Paleo people don't go near table sugar or high fructose corn syrup. Thumbs up. They are cool with honey and maple syrup because they are unprocessed and were supposedly eaten during caveman days. But bear in mind that these sweeteners were hard to find and access back then so naturally people didn't eat a lot of it. My thoughts are that sugar is clearly not a nutrient-dense food...and it is addictive and binge-able. So I say go ahead and have some raw honey or pure maple syrup from time to time but be sensible. Try not to have sugar every day because it sets you up for addiction.

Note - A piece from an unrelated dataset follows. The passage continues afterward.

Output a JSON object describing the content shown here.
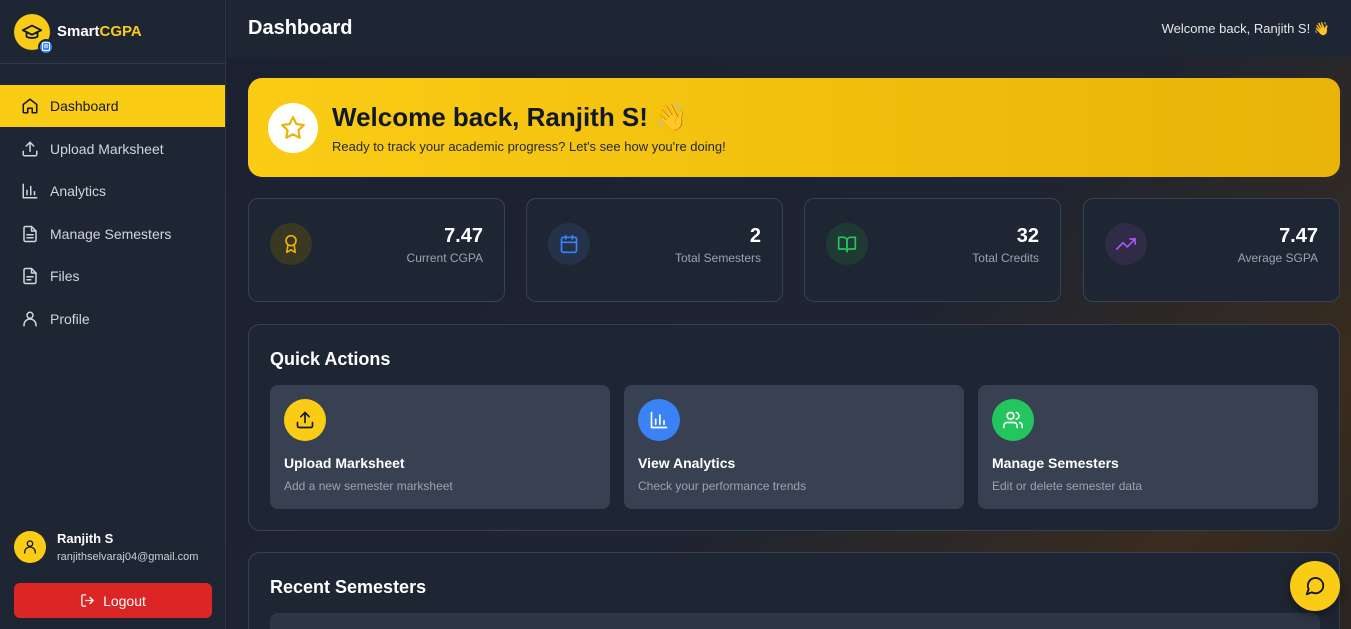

Speaking of (healthy) sugar, are you ready for the cookie recipe yet?? I hope you found the above info interesting and/or thought-provoking. There are so many different diets and ways of eating out there. As I said before, it really comes down to figuring out what works for your body to make you feel and look your very best. This is one of the things I work on with my clients in my wellness consulting practice. It usually takes a bit of trail and error but feeling supported and receiving tons of healthy and delicious recipes from yours truly makes it easier!
Ok, here we go...
Paleo Sweet Potato Cookies
Makes 24 small cookies
- 1 small sweet potato
- 1/2 cup almond flour
- 1/4 cup honey
- 2 eggs
- 1/2 teaspoon vanilla extract
- 1/2 teaspoon baking soda
- 1 teaspoon cinnamon
- 1/2 teaspoon salt
- 3/4 cup shredded coconut
- 3/4 raisins
- 3/4 chopped walnuts
Preheat the oven to 400 degrees. Line a baking sheet with parchment paper. Wash and dry sweet potato. Pierce several times with a fork and bake for 45-50 minutes, until tender. Remove from the oven and allow to cool. [Alternatively, if you have a pressure cooker (my favorite kitchen tool of all time!), then you can pressure steam the potato for 20 minutes.] Lower the oven to 350 degrees and line two baking sheets with parchment paper. Remove skin from sweet potato. In a large bowl, mash the flesh of the potato with a fork. Add all remaining ingredients to the bowl and mix well to form a dough. [Be stronger than me and resist temptation to eat spoonfuls of cookie dough.] Using a tablespoon, drop rounded balls of dough onto the cookie sheets leaving 2-3 inches in between. Bake for 15-17 minutes. Remove from the oven and allow to cool for 5 minutes before transferring to a cooling rack.
If you're not giving them away to friends with birthdays, you can store them in a plastic bag in the freezer and pop one any time a sweet-but-healthy craving strikes!